At the end of March 2015, the FUNCI and MEMOLA project (MEditerranean MOuntainous LAndscapes: an historical approach to cultural heritage based on traditional agrosystems) signed a collaboration agreement in order to promote and jointly develop education and awareness raising. This included the exchange of educational tools, knowledge and experience, as well as its dissemination.
MEMOLA project is an interdisciplinary approach to cultural landscapes of Mediterranean mountainous areas, taking as a central axis the historical study of two natural resources essential to the generation of agro-systems: water and soil. The study focuses on four areas: Sierra Nevada (Spain), Monti di Trapani (Italy), Colli Euganei (Italy) and Vjosa Valley (Albania). The project’s aim is to apply an interdisciplinary perspective to the study of the evolution of Mediterranean mountainous cultural landscapes. In the first three areas, the Islamic influence has been very significant.
Archeological intervention
In October and November of 2014, the first archaeological intervention took place at the site of Pizzo Monaci (Custonaci, Trapani). Throughout this activity, four cells and the main entrance of a fortified structure, identified as a possible collective granary from Islamic times (10th-11th centuries), were found. The site is a place of refuge at the top of the calcareous peak of Pizzo Monaco. A first excavation carried out in 2012 confirmed the high research potential of this settlement, which is thought to be a collective fortified granary (aghadir). The importance of this discovery is enormous, as it would represent a unique case in Italy and the most ancient Islamic site of its kind in the western Mediterranean.

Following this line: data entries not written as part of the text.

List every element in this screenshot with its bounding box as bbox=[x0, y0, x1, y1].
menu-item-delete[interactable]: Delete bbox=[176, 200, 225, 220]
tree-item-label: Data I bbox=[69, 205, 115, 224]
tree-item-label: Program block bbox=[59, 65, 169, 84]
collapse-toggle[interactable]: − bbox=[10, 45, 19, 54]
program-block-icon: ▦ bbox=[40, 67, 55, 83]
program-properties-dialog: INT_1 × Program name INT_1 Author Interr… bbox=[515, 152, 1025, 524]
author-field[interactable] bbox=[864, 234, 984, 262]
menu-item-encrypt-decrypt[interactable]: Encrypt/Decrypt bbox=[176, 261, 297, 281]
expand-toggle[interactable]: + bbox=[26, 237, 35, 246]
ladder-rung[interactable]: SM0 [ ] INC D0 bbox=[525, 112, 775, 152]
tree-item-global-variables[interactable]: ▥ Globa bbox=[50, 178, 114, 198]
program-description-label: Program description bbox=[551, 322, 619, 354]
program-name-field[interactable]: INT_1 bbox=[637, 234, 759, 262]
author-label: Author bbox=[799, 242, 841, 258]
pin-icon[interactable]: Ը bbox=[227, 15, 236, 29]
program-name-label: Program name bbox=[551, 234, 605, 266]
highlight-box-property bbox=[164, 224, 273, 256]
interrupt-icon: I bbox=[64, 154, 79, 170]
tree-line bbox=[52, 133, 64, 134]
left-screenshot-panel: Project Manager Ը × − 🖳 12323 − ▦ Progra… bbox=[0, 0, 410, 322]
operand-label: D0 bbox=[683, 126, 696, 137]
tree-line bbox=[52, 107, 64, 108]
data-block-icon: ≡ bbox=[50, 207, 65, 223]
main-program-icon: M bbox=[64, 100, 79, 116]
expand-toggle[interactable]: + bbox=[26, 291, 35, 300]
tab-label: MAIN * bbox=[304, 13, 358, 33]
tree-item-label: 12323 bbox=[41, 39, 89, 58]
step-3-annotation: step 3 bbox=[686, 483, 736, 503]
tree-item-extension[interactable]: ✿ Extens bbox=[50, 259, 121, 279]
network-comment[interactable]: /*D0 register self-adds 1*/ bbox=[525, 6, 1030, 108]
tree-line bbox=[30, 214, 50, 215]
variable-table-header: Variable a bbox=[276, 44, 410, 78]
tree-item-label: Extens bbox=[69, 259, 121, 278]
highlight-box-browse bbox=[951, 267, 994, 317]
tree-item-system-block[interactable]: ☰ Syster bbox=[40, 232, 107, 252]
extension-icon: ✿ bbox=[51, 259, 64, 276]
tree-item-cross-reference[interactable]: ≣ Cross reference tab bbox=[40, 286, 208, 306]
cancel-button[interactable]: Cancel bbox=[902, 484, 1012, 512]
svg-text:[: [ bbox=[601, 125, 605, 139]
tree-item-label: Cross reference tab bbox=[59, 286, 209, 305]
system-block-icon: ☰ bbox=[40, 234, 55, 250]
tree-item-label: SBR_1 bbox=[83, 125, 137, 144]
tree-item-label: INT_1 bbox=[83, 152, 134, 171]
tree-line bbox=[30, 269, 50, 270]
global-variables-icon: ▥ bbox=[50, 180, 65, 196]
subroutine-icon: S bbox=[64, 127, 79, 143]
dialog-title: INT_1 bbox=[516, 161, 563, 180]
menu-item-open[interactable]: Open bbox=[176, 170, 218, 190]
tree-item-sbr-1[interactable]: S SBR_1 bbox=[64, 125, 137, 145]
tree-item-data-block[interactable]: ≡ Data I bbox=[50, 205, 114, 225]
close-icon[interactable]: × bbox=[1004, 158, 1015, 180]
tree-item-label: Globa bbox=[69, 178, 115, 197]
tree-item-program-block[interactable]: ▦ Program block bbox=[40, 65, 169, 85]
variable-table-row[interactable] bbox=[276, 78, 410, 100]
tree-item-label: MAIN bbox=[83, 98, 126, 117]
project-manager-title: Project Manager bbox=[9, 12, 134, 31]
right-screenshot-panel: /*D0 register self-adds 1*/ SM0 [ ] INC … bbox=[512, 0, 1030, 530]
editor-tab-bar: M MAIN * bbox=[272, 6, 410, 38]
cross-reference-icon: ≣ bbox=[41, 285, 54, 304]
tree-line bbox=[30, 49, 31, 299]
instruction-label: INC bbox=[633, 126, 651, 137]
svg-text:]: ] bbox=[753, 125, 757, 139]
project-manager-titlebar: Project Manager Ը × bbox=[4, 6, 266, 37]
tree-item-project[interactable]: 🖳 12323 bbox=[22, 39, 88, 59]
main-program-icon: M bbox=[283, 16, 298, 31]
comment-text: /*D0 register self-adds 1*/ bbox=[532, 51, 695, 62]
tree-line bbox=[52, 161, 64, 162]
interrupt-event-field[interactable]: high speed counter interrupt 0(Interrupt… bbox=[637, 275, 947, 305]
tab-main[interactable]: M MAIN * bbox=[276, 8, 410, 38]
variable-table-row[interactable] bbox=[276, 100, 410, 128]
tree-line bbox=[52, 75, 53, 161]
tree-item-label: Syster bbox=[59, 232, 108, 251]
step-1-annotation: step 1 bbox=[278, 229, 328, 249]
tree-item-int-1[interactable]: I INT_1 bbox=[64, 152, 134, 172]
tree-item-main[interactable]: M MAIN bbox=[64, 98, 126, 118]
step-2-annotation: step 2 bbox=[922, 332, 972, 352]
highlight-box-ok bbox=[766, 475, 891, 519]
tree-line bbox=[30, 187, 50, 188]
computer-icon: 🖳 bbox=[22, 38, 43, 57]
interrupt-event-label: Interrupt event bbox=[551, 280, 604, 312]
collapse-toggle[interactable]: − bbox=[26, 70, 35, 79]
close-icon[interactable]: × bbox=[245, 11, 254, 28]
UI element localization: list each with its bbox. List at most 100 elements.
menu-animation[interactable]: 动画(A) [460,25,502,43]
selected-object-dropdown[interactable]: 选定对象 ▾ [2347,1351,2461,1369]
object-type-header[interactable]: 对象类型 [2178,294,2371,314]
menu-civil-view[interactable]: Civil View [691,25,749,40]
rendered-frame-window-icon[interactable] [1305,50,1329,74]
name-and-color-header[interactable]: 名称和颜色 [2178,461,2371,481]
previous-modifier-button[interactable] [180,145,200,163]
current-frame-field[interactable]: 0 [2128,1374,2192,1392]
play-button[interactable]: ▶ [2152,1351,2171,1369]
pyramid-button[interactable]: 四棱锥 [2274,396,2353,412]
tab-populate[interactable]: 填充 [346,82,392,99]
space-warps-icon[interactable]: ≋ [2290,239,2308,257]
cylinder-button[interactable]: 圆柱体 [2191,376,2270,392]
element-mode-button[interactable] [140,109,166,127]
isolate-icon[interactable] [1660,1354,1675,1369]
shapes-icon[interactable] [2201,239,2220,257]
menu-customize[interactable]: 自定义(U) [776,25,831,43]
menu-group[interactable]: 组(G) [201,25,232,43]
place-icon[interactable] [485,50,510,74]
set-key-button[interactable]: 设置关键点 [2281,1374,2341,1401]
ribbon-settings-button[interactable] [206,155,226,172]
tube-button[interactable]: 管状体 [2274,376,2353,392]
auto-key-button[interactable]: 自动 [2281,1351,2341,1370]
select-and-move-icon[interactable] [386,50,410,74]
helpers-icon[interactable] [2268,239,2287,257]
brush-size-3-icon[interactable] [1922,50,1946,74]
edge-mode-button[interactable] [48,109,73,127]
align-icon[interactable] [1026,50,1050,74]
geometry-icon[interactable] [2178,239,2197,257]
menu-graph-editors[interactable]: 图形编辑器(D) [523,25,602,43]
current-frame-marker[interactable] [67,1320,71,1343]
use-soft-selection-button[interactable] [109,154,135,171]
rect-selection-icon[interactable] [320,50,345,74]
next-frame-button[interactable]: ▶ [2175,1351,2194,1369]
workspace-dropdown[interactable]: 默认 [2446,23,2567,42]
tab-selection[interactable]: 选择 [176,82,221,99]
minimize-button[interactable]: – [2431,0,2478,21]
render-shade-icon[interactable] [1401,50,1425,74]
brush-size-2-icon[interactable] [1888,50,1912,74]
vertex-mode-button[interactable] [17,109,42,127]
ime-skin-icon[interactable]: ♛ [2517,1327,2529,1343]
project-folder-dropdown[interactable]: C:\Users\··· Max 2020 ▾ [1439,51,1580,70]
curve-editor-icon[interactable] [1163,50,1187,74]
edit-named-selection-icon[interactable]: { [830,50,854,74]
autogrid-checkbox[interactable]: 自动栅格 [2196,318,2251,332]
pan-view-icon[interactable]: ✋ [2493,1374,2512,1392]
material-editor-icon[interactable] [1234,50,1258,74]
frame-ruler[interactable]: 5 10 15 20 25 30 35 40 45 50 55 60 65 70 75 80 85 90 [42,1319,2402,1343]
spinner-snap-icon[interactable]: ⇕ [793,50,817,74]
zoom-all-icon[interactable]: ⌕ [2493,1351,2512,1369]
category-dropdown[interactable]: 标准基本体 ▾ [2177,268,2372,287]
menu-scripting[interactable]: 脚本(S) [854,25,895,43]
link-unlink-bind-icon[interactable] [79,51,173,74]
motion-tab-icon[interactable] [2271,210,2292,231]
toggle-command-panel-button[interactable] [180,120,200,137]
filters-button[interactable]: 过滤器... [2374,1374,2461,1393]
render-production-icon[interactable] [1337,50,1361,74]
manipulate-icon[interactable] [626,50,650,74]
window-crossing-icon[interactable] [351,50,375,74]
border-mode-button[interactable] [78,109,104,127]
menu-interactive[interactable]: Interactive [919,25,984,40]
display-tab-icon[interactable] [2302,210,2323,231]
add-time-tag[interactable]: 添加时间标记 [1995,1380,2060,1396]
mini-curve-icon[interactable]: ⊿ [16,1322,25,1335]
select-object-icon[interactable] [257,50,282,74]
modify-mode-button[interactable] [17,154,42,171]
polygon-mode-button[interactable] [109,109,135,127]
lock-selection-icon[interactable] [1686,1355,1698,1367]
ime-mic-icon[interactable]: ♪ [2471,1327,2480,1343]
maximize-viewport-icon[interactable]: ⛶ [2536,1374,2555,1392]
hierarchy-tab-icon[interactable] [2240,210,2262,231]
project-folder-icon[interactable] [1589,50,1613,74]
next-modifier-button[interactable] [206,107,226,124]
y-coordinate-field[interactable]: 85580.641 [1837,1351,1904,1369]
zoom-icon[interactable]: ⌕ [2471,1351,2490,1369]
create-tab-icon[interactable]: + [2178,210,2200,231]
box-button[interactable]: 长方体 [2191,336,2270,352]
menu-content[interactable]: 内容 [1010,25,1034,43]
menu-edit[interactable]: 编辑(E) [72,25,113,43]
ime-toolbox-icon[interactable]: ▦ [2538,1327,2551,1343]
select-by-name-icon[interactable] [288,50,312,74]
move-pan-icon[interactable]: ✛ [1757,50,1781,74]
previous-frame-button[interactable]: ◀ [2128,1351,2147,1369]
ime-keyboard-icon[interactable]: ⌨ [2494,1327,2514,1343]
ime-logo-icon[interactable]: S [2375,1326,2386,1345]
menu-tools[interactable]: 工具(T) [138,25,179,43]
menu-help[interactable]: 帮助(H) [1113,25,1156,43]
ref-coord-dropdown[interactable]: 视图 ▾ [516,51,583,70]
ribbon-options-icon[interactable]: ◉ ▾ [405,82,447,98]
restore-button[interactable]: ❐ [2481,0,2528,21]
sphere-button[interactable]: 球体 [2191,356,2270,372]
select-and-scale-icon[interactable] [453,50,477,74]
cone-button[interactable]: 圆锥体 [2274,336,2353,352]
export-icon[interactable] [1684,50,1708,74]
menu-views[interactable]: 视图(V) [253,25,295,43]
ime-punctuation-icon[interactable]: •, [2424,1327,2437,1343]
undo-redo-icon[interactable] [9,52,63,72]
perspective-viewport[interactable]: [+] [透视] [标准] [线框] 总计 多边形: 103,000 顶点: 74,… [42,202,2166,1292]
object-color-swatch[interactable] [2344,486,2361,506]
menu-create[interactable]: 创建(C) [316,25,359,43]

The intervention has been an extensive stratigraphic excavation of the aforementioned fortification, in order to confirm the first hypothesis that identified it as an aghadir, trying, at the same time, to carry out an archaeobotanical environmental analysis. The excavation wanted to address some historical characteristics of the Islamic period such as:
- Its architectural production (architecture, ceramic production, technical knowledge, etc.).

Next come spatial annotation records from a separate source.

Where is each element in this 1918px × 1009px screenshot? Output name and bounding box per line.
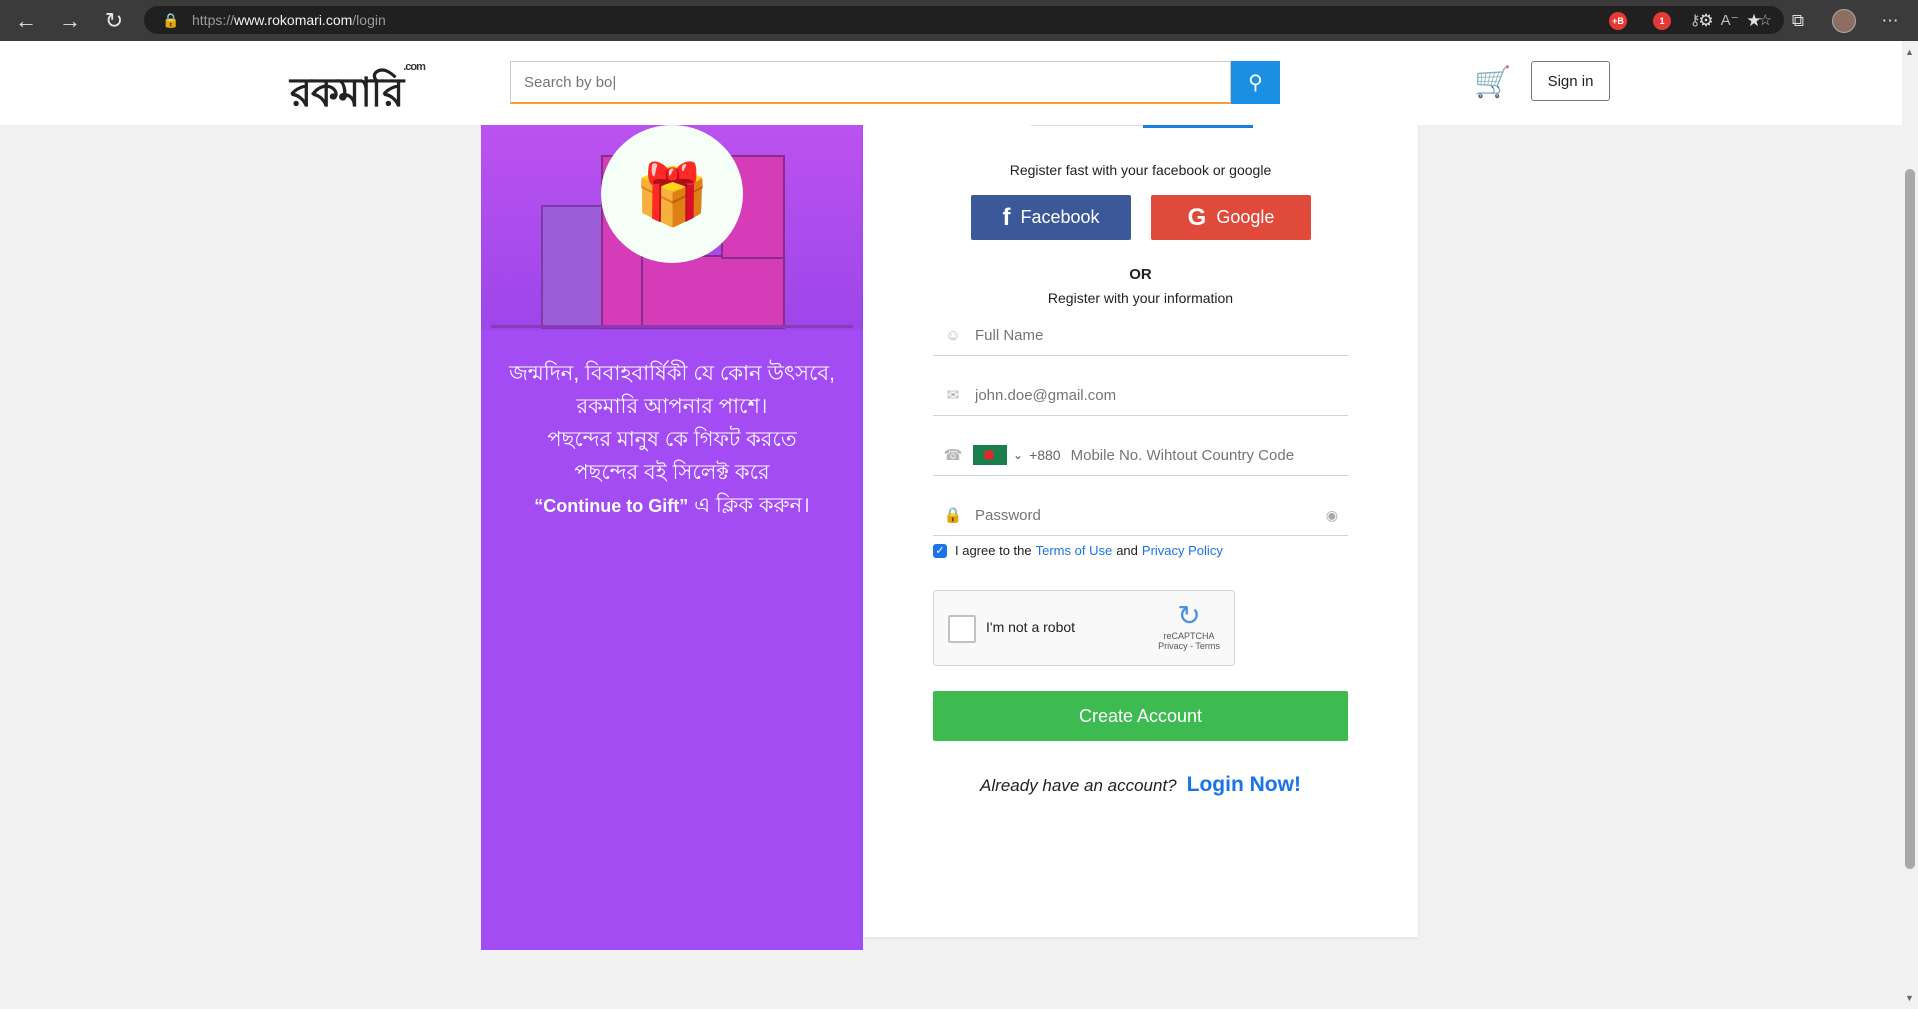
google-icon: G xyxy=(1187,203,1207,231)
login-prompt: Already have an account? Login Now! xyxy=(980,773,1301,796)
lock-icon: 🔒 xyxy=(162,11,180,28)
address-bar[interactable]: 🔒 https://www.rokomari.com/login ⚷ A⁻ ☆ xyxy=(144,6,1784,34)
info-prompt: Register with your information xyxy=(1047,290,1234,306)
reload-icon[interactable]: ↻ xyxy=(94,0,134,41)
scroll-down-icon[interactable]: ▼ xyxy=(1905,993,1914,1003)
phone-icon: ☎ xyxy=(943,447,963,464)
ground-line xyxy=(491,325,853,328)
login-now-link[interactable]: Login Now! xyxy=(1187,773,1301,796)
chevron-down-icon[interactable]: ⌄ xyxy=(1013,448,1023,462)
envelope-icon: ✉ xyxy=(946,387,960,404)
lock-icon: 🔒 xyxy=(943,507,963,524)
favorites-icon[interactable]: ★ xyxy=(1734,0,1774,41)
bangladesh-flag-icon[interactable] xyxy=(973,445,1007,465)
cart-icon[interactable]: 🛒 xyxy=(1474,65,1511,101)
full-name-field: ☺ xyxy=(933,315,1348,356)
back-icon[interactable]: ← xyxy=(6,0,46,41)
gift-promo-panel: 🎁 জন্মদিন, বিবাহবার্ষিকী যে কোন উৎসবে, র… xyxy=(481,125,863,950)
privacy-link[interactable]: Privacy Policy xyxy=(1142,543,1223,558)
sign-in-button[interactable]: Sign in xyxy=(1531,61,1610,101)
extension-badge-icon[interactable]: 1 xyxy=(1642,0,1682,41)
google-button[interactable]: G Google xyxy=(1151,195,1311,240)
full-name-input[interactable] xyxy=(973,325,1348,345)
gift-icon: 🎁 xyxy=(601,125,743,263)
terms-link[interactable]: Terms of Use xyxy=(1036,543,1113,558)
facebook-button[interactable]: f Facebook xyxy=(971,195,1131,240)
scrollbar-thumb[interactable] xyxy=(1905,169,1915,869)
password-input[interactable] xyxy=(973,505,1326,525)
email-input[interactable] xyxy=(973,385,1348,405)
gift-illustration: 🎁 xyxy=(481,125,863,330)
search-icon: ⚲ xyxy=(1248,72,1263,94)
forward-icon[interactable]: → xyxy=(50,0,90,41)
extension-red-icon[interactable]: +B xyxy=(1598,0,1638,41)
register-card: Register fast with your facebook or goog… xyxy=(863,125,1418,937)
promo-message: জন্মদিন, বিবাহবার্ষিকী যে কোন উৎসবে, রকম… xyxy=(509,362,835,517)
facebook-icon: f xyxy=(1002,203,1011,231)
tab-active-indicator xyxy=(1143,125,1253,128)
phone-field: ☎ ⌄ +880 xyxy=(933,435,1348,476)
menu-more-icon[interactable]: ⋯ xyxy=(1870,0,1910,41)
create-account-button[interactable]: Create Account xyxy=(933,691,1348,741)
gift-box-right xyxy=(641,255,785,329)
tab-divider xyxy=(1031,125,1143,126)
or-divider: OR xyxy=(1129,266,1152,283)
page-scrollbar[interactable]: ▲ ▼ xyxy=(1902,41,1918,1009)
search-input[interactable] xyxy=(522,72,1206,92)
extensions-puzzle-icon[interactable]: ⚙ xyxy=(1686,0,1726,41)
recaptcha-icon: ↻ xyxy=(1177,600,1201,631)
scroll-up-icon[interactable]: ▲ xyxy=(1905,47,1914,57)
password-field: 🔒 ◉ xyxy=(933,495,1348,536)
search-button[interactable]: ⚲ xyxy=(1231,61,1280,104)
recaptcha-logo: ↻ reCAPTCHA Privacy - Terms xyxy=(1154,600,1224,652)
search-box xyxy=(510,61,1231,104)
email-field: ✉ xyxy=(933,375,1348,416)
site-logo[interactable]: রকমারি.com xyxy=(290,61,426,128)
recaptcha-checkbox[interactable] xyxy=(948,615,976,643)
site-header: রকমারি.com ⚲ 🛒 Sign in xyxy=(0,41,1902,125)
eye-icon[interactable]: ◉ xyxy=(1326,507,1338,524)
profile-avatar[interactable] xyxy=(1824,0,1864,41)
social-prompt: Register fast with your facebook or goog… xyxy=(1009,162,1272,178)
country-code: +880 xyxy=(1029,447,1061,463)
agree-terms: ✓ I agree to the Terms of Use and Privac… xyxy=(933,543,1227,558)
page-content: রকমারি.com ⚲ 🛒 Sign in 🎁 জন্মদিন, বিবাহব… xyxy=(0,41,1902,1009)
url-text: https://www.rokomari.com/login xyxy=(192,12,386,28)
recaptcha-label: I'm not a robot xyxy=(986,619,1076,635)
agree-checkbox[interactable]: ✓ xyxy=(933,543,947,558)
recaptcha-widget: I'm not a robot ↻ reCAPTCHA Privacy - Te… xyxy=(933,590,1235,666)
phone-input[interactable] xyxy=(1068,445,1348,465)
browser-toolbar: ← → ↻ 🔒 https://www.rokomari.com/login ⚷… xyxy=(0,0,1918,41)
gift-box-left xyxy=(541,205,605,329)
collections-icon[interactable]: ⧉ xyxy=(1778,0,1818,41)
user-icon: ☺ xyxy=(945,326,961,344)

- The peasant strategies for preserving means of subsistence
- The internal social organization; the organization of work and the accumulation processes
- The natural vegetation and agricultural production
- The agro-pastoral system and its workflow
- the process of Islamization and Arabization, etc.
The excavation has initially confirmed the hypothesis. MEMOLA project has gathered an important amount of elements, including many soil samples for its archaeobotanical analysis, which will take place in the laboratories of Palermo, Rome and Sheffield.
The activity has also been very successful in terms of social impact. Indeed, the excavation has been visited by several secondary schools of the region and local cultural groups. During the excavation, the professional documentary work Jarafí 2014 has also been filmed.